There is pleasingly a Homecoming Dance in Spider-Man: Homecoming, but Peter spends nary a moment at the dance with Liz, the most beautiful girl in school. Despite his schoolboy crush on Liz, this young Peter isn't the romantic Spidey his two predecessors were, and it is nice to see a Spider-Man not pining for Kirsten Dunst or Emma Stone ad nauseam. Besides, there's no time for love, Mr. Stark (though Mr. Stark would very much disagree).
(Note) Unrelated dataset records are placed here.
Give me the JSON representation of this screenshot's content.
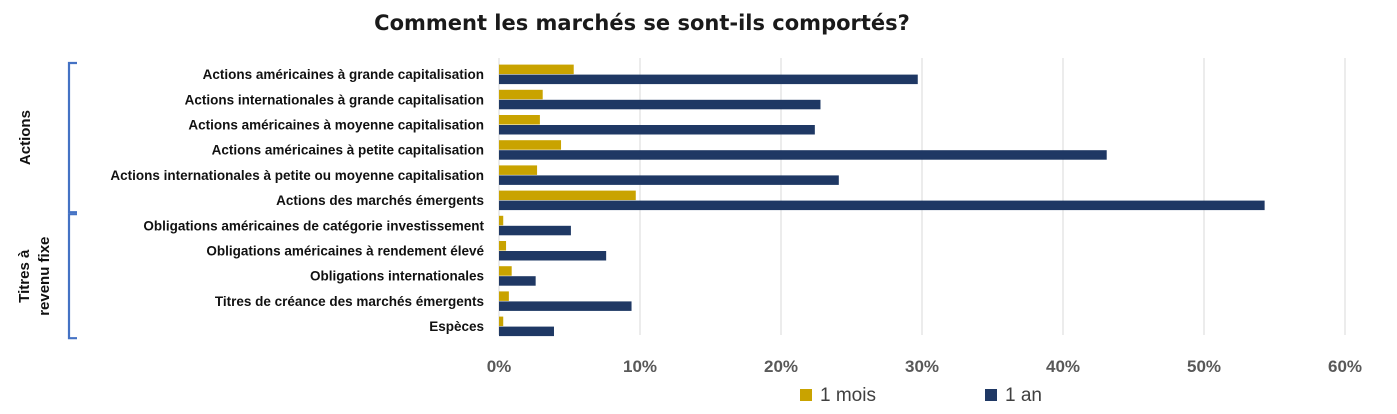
{
  "chart_data": {
    "type": "bar",
    "orientation": "horizontal",
    "title": "Comment les marchés se sont-ils comportés?",
    "categories": [
      "Actions américaines à grande capitalisation",
      "Actions internationales à grande capitalisation",
      "Actions américaines à moyenne capitalisation",
      "Actions américaines à petite capitalisation",
      "Actions internationales à petite ou moyenne capitalisation",
      "Actions des marchés émergents",
      "Obligations américaines de catégorie investissement",
      "Obligations américaines à rendement élevé",
      "Obligations internationales",
      "Titres de créance des marchés émergents",
      "Espèces"
    ],
    "groups": [
      {
        "label": "Actions",
        "start": 0,
        "end": 5
      },
      {
        "label_lines": [
          "Titres à",
          "revenu fixe"
        ],
        "start": 6,
        "end": 10
      }
    ],
    "series": [
      {
        "name": "1 mois",
        "color": "#c9a300",
        "values": [
          5.3,
          3.1,
          2.9,
          4.4,
          2.7,
          9.7,
          0.3,
          0.5,
          0.9,
          0.7,
          0.3
        ]
      },
      {
        "name": "1 an",
        "color": "#1f3864",
        "values": [
          29.7,
          22.8,
          22.4,
          43.1,
          24.1,
          54.3,
          5.1,
          7.6,
          2.6,
          9.4,
          3.9
        ]
      }
    ],
    "xlim": [
      0,
      60
    ],
    "xticks": [
      0,
      10,
      20,
      30,
      40,
      50,
      60
    ],
    "tick_suffix": "%",
    "grid": true,
    "legend_position": "bottom",
    "group_bracket_color": "#4472c4"
  }
}
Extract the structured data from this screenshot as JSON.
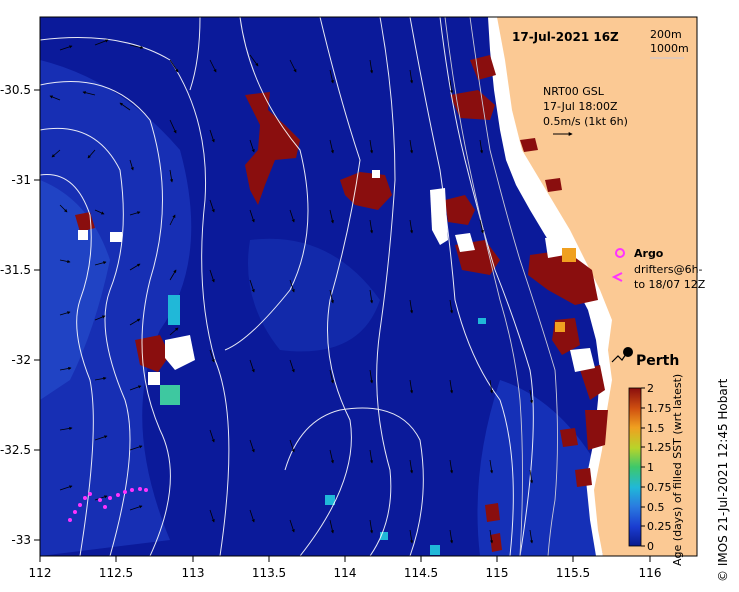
{
  "map": {
    "title": "17-Jul-2021 16Z",
    "x_ticks": [
      "112",
      "112.5",
      "113",
      "113.5",
      "114",
      "114.5",
      "115",
      "115.5",
      "116"
    ],
    "y_ticks": [
      "-30.5",
      "-31",
      "-31.5",
      "-32",
      "-32.5",
      "-33"
    ],
    "depth_contours": {
      "c200": "200m",
      "c1000": "1000m"
    },
    "current_legend": {
      "line1": "NRT00 GSL",
      "line2": "17-Jul 18:00Z",
      "line3": "0.5m/s (1kt 6h)"
    },
    "argo_label": "Argo",
    "drifter_label_1": "drifters@6h-",
    "drifter_label_2": "to 18/07 12Z",
    "city": "Perth",
    "credit": "©  IMOS 21-Jul-2021 12:45 Hobart",
    "colorbar": {
      "title": "Age (days) of filled SST (wrt latest)",
      "ticks": [
        "0",
        "0.25",
        "0.5",
        "0.75",
        "1",
        "1.25",
        "1.5",
        "1.75",
        "2"
      ]
    },
    "colors": {
      "ocean": "#0b1a9a",
      "ocean_light": "#1f3fc0",
      "land": "#fbc994",
      "old_data": "#8a0e0e",
      "argo": "#ff33ff"
    }
  }
}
There's a lot of laughter, fun and heroics to be had in Spider-Man: Homecoming, a Marvel movie dedicated to showing us a Spider-Man doing things we've never seen Spider-Man do in a movie before, but the main lesson we and Peter take away is that this is Iron Man's world and Spider-Man is living in it.


(Also, Aunt May (Marisa Tomei) finds out Peter is Spider-Man at the very end just like how Tony Stark revealed his identity as Iron Man to the world and okay I'm done now see you at Thor: Ragnarok, Black Panther, and Avengers: Infinity War. Bye.)